What came next was painful. The stock fell relentlessly through 2022 and 2023. A controversial bonus share issue — which critics argued was structured to benefit promoters and insiders ahead of lock-in expiry — damaged trust severely. SEBI scrutiny followed. Short-sellers circled. At its lowest, Nykaa traded at roughly ₹100 per share, compared to a listing price of ₹2,018.
The question everyone stopped asking — and should start asking again — is: what actually happened to the business?
The Business Never Really Broke
Here is the inconvenient truth that the stock price noise obscured: Nykaa's core beauty business has been profitable since FY23 and has kept growing. Revenue crossed ₹6,386 crore in FY24, up 24% year-on-year. Gross margins on beauty (inventory-led model) hover at 35–38%, which is genuinely impressive for an Indian e-commerce company.
The problem was always Nykaa Fashion — the apparel vertical that Nykaa entered aggressively after its IPO. Fashion is a brutal, commoditised, low-margin business. The same ₹300 kurta is sold on Meesho, Myntra, Amazon, and 40 other platforms. Nykaa entered late, without differentiation, and burned cash doing it.

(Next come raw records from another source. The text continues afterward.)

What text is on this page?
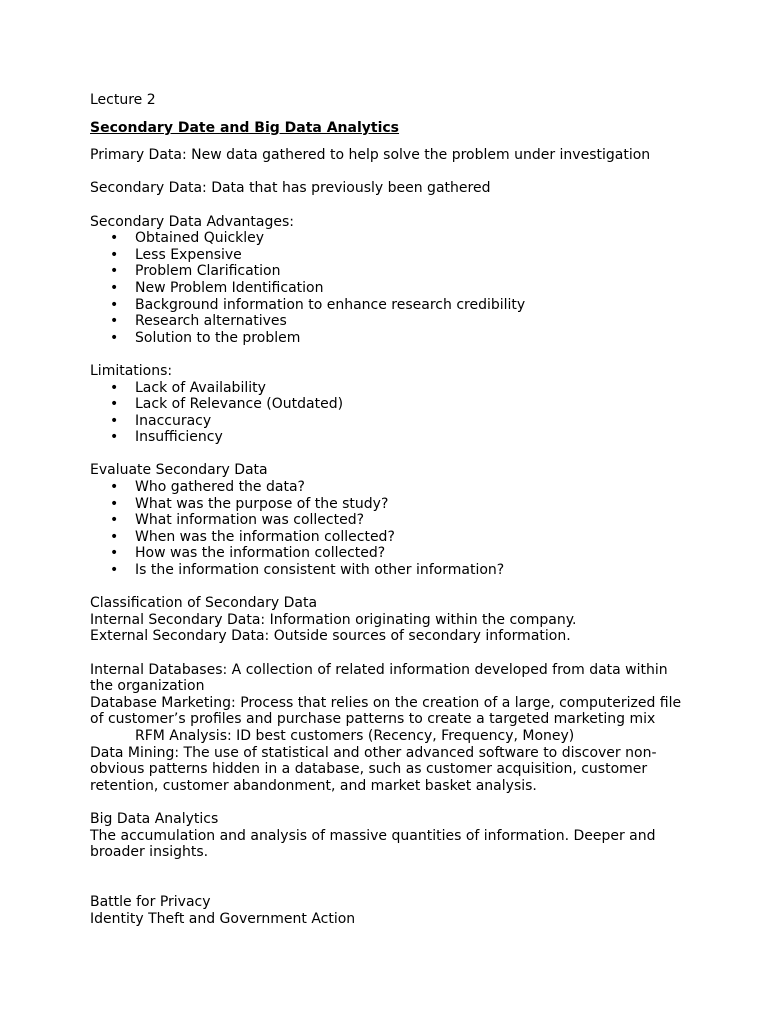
Lecture 2

Secondary Date and Big Data Analytics

Primary Data: New data gathered to help solve the problem under investigation

Secondary Data: Data that has previously been gathered

Secondary Data Advantages:

• Obtained Quickley
• Less Expensive
• Problem Clarification
• New Problem Identification
• Background information to enhance research credibility
• Research alternatives
• Solution to the problem

Limitations:

• Lack of Availability
• Lack of Relevance (Outdated)
• Inaccuracy
• Insufficiency

Evaluate Secondary Data

• Who gathered the data?
• What was the purpose of the study?
• What information was collected?
• When was the information collected?
• How was the information collected?
• Is the information consistent with other information?

Classification of Secondary Data

Internal Secondary Data: Information originating within the company.

External Secondary Data: Outside sources of secondary information.

Internal Databases: A collection of related information developed from data within the organization

Database Marketing: Process that relies on the creation of a large, computerized file of customer’s profiles and purchase patterns to create a targeted marketing mix

RFM Analysis: ID best customers (Recency, Frequency, Money)

Data Mining: The use of statistical and other advanced software to discover non-obvious patterns hidden in a database, such as customer acquisition, customer retention, customer abandonment, and market basket analysis.

Big Data Analytics

The accumulation and analysis of massive quantities of information. Deeper and broader insights.

Battle for Privacy

Identity Theft and Government Action
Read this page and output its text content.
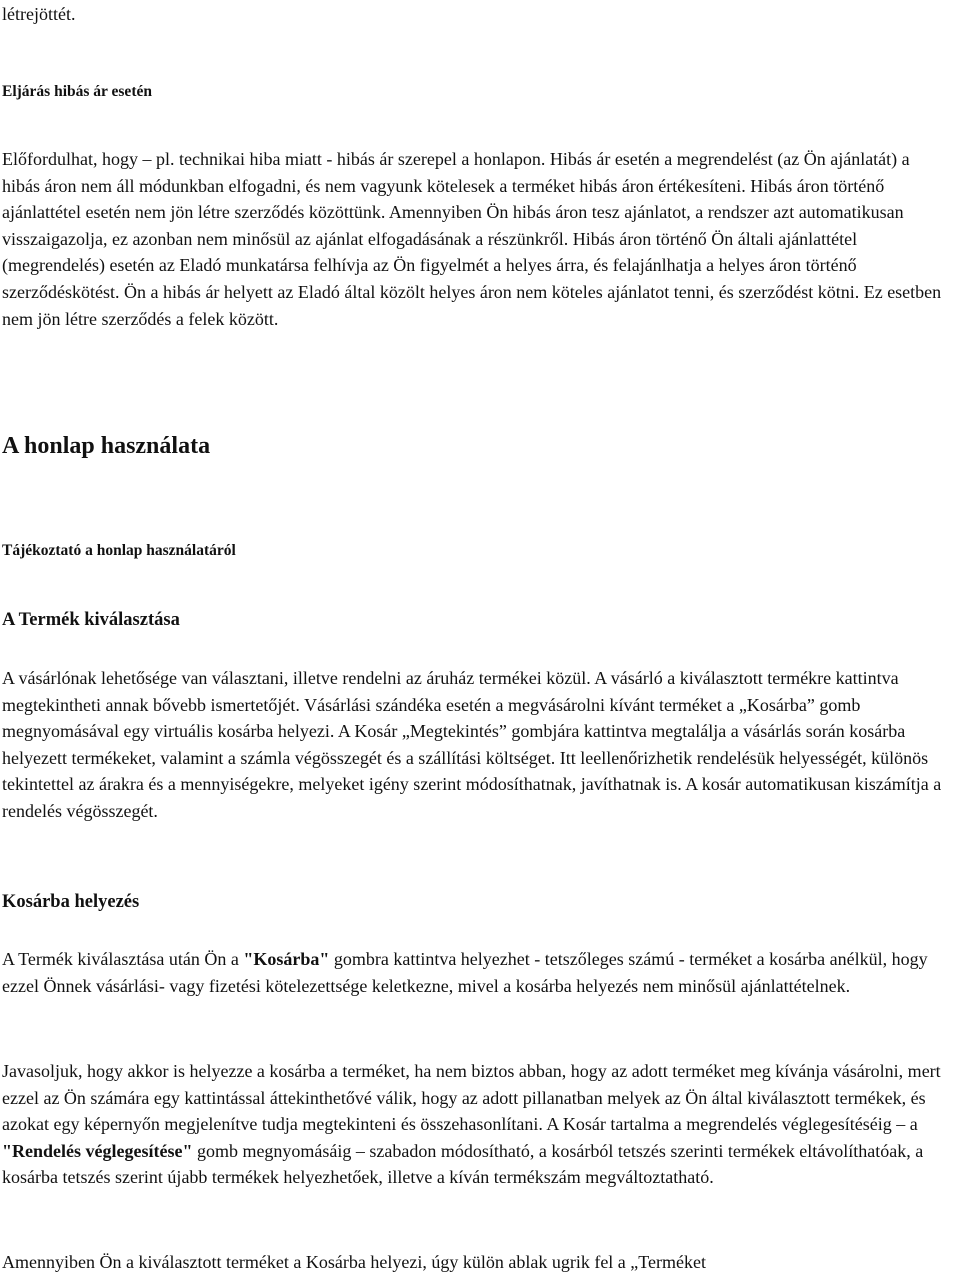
létrejöttét.

Eljárás hibás ár esetén

Előfordulhat, hogy – pl. technikai hiba miatt - hibás ár szerepel a honlapon. Hibás ár esetén a megrendelést (az Ön ajánlatát) a hibás áron nem áll módunkban elfogadni, és nem vagyunk kötelesek a terméket hibás áron értékesíteni. Hibás áron történő ajánlattétel esetén nem jön létre szerződés közöttünk. Amennyiben Ön hibás áron tesz ajánlatot, a rendszer azt automatikusan visszaigazolja, ez azonban nem minősül az ajánlat elfogadásának a részünkről. Hibás áron történő Ön általi ajánlattétel (megrendelés) esetén az Eladó munkatársa felhívja az Ön figyelmét a helyes árra, és felajánlhatja a helyes áron történő szerződéskötést. Ön a hibás ár helyett az Eladó által közölt helyes áron nem köteles ajánlatot tenni, és szerződést kötni. Ez esetben nem jön létre szerződés a felek között.

A honlap használata
Tájékoztató a honlap használatáról
A Termék kiválasztása

A vásárlónak lehetősége van választani, illetve rendelni az áruház termékei közül. A vásárló a kiválasztott termékre kattintva megtekintheti annak bővebb ismertetőjét. Vásárlási szándéka esetén a megvásárolni kívánt terméket a „Kosárba” gomb megnyomásával egy virtuális kosárba helyezi. A Kosár „Megtekintés” gombjára kattintva megtalálja a vásárlás során kosárba helyezett termékeket, valamint a számla végösszegét és a szállítási költséget. Itt leellenőrizhetik rendelésük helyességét, különös tekintettel az árakra és a mennyiségekre, melyeket igény szerint módosíthatnak, javíthatnak is. A kosár automatikusan kiszámítja a rendelés végösszegét.

Kosárba helyezés

A Termék kiválasztása után Ön a "Kosárba" gombra kattintva helyezhet - tetszőleges számú - terméket a kosárba anélkül, hogy ezzel Önnek vásárlási- vagy fizetési kötelezettsége keletkezne, mivel a kosárba helyezés nem minősül ajánlattételnek.

Javasoljuk, hogy akkor is helyezze a kosárba a terméket, ha nem biztos abban, hogy az adott terméket meg kívánja vásárolni, mert ezzel az Ön számára egy kattintással áttekinthetővé válik, hogy az adott pillanatban melyek az Ön által kiválasztott termékek, és azokat egy képernyőn megjelenítve tudja megtekinteni és összehasonlítani. A Kosár tartalma a megrendelés véglegesítéséig – a "Rendelés véglegesítése" gomb megnyomásáig – szabadon módosítható, a kosárból tetszés szerinti termékek eltávolíthatóak, a kosárba tetszés szerint újabb termékek helyezhetőek, illetve a kíván termékszám megváltoztatható.

Amennyiben Ön a kiválasztott terméket a Kosárba helyezi, úgy külön ablak ugrik fel a „Terméket
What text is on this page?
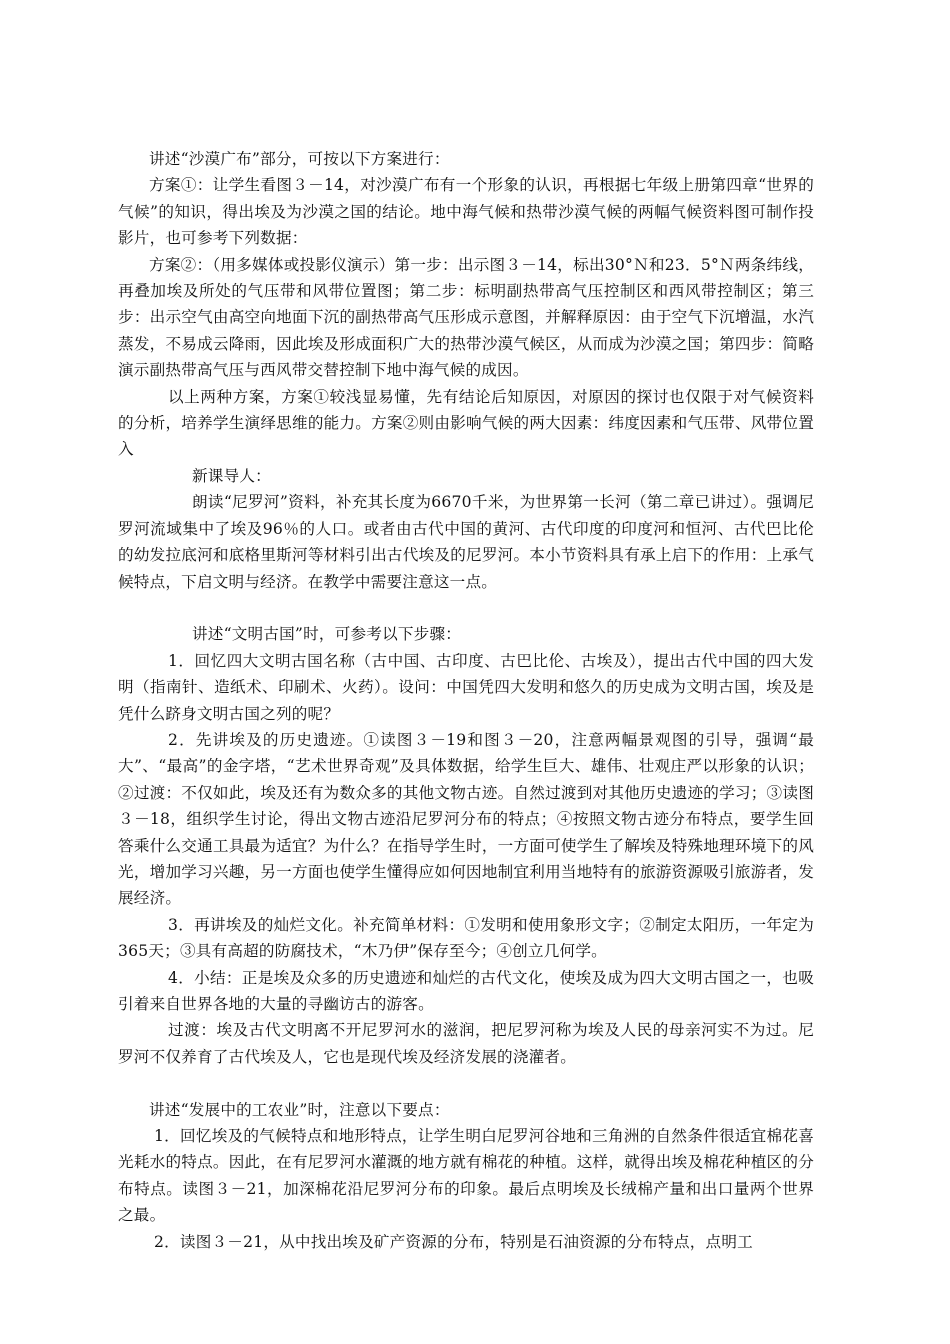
讲述“沙漠广布”部分，可按以下方案进行：

方案①：让学生看图３－14，对沙漠广布有一个形象的认识，再根据七年级上册第四章“世界的气候”的知识，得出埃及为沙漠之国的结论。地中海气候和热带沙漠气候的两幅气候资料图可制作投影片，也可参考下列数据：

方案②：（用多媒体或投影仪演示）第一步：出示图３－14，标出30°Ｎ和23．5°Ｎ两条纬线，再叠加埃及所处的气压带和风带位置图；第二步：标明副热带高气压控制区和西风带控制区；第三步：出示空气由高空向地面下沉的副热带高气压形成示意图，并解释原因：由于空气下沉增温，水汽蒸发，不易成云降雨，因此埃及形成面积广大的热带沙漠气候区，从而成为沙漠之国；第四步：简略演示副热带高气压与西风带交替控制下地中海气候的成因。

以上两种方案，方案①较浅显易懂，先有结论后知原因，对原因的探讨也仅限于对气候资料的分析，培养学生演绎思维的能力。方案②则由影响气候的两大因素：纬度因素和气压带、风带位置入

新课导人：

朗读“尼罗河”资料，补充其长度为6670千米，为世界第一长河（第二章已讲过）。强调尼罗河流域集中了埃及96％的人口。或者由古代中国的黄河、古代印度的印度河和恒河、古代巴比伦的幼发拉底河和底格里斯河等材料引出古代埃及的尼罗河。本小节资料具有承上启下的作用：上承气候特点，下启文明与经济。在教学中需要注意这一点。

讲述“文明古国”时，可参考以下步骤：

1．回忆四大文明古国名称（古中国、古印度、古巴比伦、古埃及），提出古代中国的四大发明（指南针、造纸术、印刷术、火药）。设问：中国凭四大发明和悠久的历史成为文明古国，埃及是凭什么跻身文明古国之列的呢？

2．先讲埃及的历史遗迹。①读图３－19和图３－20，注意两幅景观图的引导，强调“最大”、“最高”的金字塔，“艺术世界奇观”及具体数据，给学生巨大、雄伟、壮观庄严以形象的认识；②过渡：不仅如此，埃及还有为数众多的其他文物古迹。自然过渡到对其他历史遗迹的学习；③读图３－18，组织学生讨论，得出文物古迹沿尼罗河分布的特点；④按照文物古迹分布特点，要学生回答乘什么交通工具最为适宜？为什么？在指导学生时，一方面可使学生了解埃及特殊地理环境下的风光，增加学习兴趣，另一方面也使学生懂得应如何因地制宜利用当地特有的旅游资源吸引旅游者，发展经济。

3．再讲埃及的灿烂文化。补充简单材料：①发明和使用象形文字；②制定太阳历，一年定为365天；③具有高超的防腐技术，“木乃伊”保存至今；④创立几何学。

4．小结：正是埃及众多的历史遗迹和灿烂的古代文化，使埃及成为四大文明古国之一，也吸引着来自世界各地的大量的寻幽访古的游客。

过渡：埃及古代文明离不开尼罗河水的滋润，把尼罗河称为埃及人民的母亲河实不为过。尼罗河不仅养育了古代埃及人，它也是现代埃及经济发展的浇灌者。

讲述“发展中的工农业”时，注意以下要点：

1．回忆埃及的气候特点和地形特点，让学生明白尼罗河谷地和三角洲的自然条件很适宜棉花喜光耗水的特点。因此，在有尼罗河水灌溉的地方就有棉花的种植。这样，就得出埃及棉花种植区的分布特点。读图３－21，加深棉花沿尼罗河分布的印象。最后点明埃及长绒棉产量和出口量两个世界之最。

2．读图３－21，从中找出埃及矿产资源的分布，特别是石油资源的分布特点，点明工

The 2025 course correction: Nykaa Fashion pivoted to premium and bridge-to-luxury positioning — designer wear, occasion dressing, premium western. This is a smaller market but one where Nykaa's brand equity from beauty actually transfers. Early results are encouraging.
The SuperStore Strategy
The most interesting Nykaa development of 2025 is Nykaa SuperStore — a B2B distribution arm selling beauty products to salons, beauty clinics, and multi-brand retailers. This is a completely different business model: lower margins but predictable, recurring, and defensible.
B2B beauty distribution in India is largely unorganised. Nykaa's brand relationships — it has direct partnerships with Estée Lauder, MAC, Bobbi Brown, Charlotte Tilbury, and 4,000+ brands — give it unmatched purchasing power. If SuperStore scales, it could add ₹1,500–2,000 crore in revenue by FY27 at decent margins.
What to Watch in FY26
Three things will determine whether Nykaa re-rates meaningfully:
- Fashion unit economics. If Nykaa Fashion reaches contribution margin breakeven in FY26, the "burning cash on fashion" narrative goes away permanently.
- SuperStore GMV. Watch for any disclosure of B2B numbers. Even ₹500 crore in B2B GMV would signal a structural new revenue line.
- International expansion. Nykaa has been quiet about its Middle East push (UAE, Saudi Arabia). Given the Gulf's massive appetite for premium beauty products and Indian diaspora presence, this is a significant optionality.
Falguni Nayar built Nykaa from zero, at 50, with no prior tech startup experience, and took it to a listed company with 36M+ customers. The comeback narrative is more interesting than the fall story. It is worth paying attention to.